Max (26 years old, from Stuttgart) has been part of the Youth against AIDS initiative for four years and is Head of Marketing. It all started in 2009 with a group of schoolchildren from Hamburg who sold the yellow AIDS ribbons to raise money for World AIDS Day. The initiative grew quickly and today Youth against AIDS is active in many countries around the world with various projects to educate about AIDS and safer sex and many other sexual issues.
Safer sex is about much more than just AIDS
“Safer sex encompasses a much wider issue than just AIDS or sexually transmitted diseases. AIDS itself is – at least in Germany today – well treatable, although unfortunately still not curable. But there are many other diseases besides AIDS that are sexually transmitted and there has been a high increase in the number of people infected with them in recent years, for example with syphilis, gonorrhea and chlamydia. Even though these diseases are not necessarily as dangerous as AIDS, they are unpleasant and definitely avoidable. Therefore, it is still absolutely necessary to talk about diseases and safe sex to show possibilities to (effectively) protect against transmission. This always includes a conscious handling of Sexuality and sex in general.”
Youth against AIDS: 3 tips for young women
- Talk about it! – and not blunted, because open communication is extremely important
- Especially as a girl and woman, you should take contraception into your own hands and also use it persevere! And this is not only about contraception, but also about safe sex, i.e. the contraception of venereal diseases (for example, you can use a Femido, a condom for women, if your partner does not want to use any).
- You should just think about sex in a self-determined way, talk about it and in the end act on it.
Youth against AIDS comes to your school
Youth against AIDS offers workshops in schools, as a supplement to sex education, in which young people of almost the same age and previously trained in the so-called academies, an extensive portfolio of educational work is being done. This creates a safer space, so more likely an atmosphere like with a big brother or sister, with whom the students talk about sexual topics and are more likely to dare to talk about topics that they often like to avoid speaking about with a teacher. In addition, the workshops are designed to be interactive.

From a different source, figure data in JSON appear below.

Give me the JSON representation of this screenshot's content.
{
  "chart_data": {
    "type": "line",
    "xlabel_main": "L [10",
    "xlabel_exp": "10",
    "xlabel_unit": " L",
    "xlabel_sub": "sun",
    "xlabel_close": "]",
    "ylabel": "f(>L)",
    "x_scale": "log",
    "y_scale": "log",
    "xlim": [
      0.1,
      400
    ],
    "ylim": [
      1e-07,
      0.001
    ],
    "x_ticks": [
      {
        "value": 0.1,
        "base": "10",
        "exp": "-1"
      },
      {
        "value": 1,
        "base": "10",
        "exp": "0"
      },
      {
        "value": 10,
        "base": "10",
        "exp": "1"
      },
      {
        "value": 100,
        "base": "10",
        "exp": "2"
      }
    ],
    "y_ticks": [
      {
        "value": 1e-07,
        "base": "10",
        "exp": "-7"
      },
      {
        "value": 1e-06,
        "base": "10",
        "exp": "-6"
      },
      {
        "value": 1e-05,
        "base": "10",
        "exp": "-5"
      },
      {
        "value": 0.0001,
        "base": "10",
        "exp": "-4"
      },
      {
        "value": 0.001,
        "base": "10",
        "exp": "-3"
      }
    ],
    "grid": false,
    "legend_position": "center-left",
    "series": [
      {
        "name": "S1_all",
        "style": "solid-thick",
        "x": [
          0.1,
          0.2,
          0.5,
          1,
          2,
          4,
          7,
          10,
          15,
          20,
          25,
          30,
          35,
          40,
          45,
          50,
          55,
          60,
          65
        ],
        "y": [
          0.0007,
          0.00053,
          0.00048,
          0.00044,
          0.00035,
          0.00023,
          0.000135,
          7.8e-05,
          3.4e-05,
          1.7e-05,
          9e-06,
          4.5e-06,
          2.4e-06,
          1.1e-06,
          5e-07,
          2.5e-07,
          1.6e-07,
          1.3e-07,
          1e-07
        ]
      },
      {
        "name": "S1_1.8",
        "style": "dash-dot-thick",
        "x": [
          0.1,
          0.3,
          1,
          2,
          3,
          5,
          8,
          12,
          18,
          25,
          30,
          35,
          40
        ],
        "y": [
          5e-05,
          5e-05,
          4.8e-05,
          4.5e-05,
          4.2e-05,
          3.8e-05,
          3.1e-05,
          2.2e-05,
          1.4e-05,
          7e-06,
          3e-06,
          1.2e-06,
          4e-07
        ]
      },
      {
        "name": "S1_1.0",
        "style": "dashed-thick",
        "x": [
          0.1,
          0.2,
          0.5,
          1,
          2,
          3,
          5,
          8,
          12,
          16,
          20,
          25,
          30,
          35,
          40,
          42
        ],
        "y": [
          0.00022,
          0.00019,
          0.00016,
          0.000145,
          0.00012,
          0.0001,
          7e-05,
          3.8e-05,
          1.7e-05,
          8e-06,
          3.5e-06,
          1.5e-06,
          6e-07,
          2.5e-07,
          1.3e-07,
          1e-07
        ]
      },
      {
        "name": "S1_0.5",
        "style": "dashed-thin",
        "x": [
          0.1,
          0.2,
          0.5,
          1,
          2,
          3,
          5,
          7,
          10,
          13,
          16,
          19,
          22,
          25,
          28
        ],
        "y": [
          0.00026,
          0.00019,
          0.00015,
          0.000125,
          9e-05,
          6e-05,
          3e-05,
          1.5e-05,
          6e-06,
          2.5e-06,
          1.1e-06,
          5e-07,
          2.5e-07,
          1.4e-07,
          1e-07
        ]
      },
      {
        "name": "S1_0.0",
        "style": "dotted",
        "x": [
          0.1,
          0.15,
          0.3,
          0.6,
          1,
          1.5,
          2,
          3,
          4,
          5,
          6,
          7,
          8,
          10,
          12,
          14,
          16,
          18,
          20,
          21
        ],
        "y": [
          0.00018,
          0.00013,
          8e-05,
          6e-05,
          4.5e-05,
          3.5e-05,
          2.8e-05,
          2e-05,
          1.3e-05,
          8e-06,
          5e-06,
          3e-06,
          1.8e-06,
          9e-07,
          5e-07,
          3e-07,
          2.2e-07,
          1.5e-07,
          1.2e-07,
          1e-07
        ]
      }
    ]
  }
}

Pictures: Youth against AIDS
Passion lottery: FAQ YOU – An educational book from Youth against AIDS
FAQ YOU is an educational book by Youth against AIDS and also a compilation of questions that are answered in the workshops is provided. These questions were answered by many prominent influencers and professional experts. This book is also aimed at those who are already out of school and perhaps think that they are already pretty well enlightened. This book is surprising and informative!
With whom can you talk relentlessly about sexuality?
*This article contains uncommissioned advertising.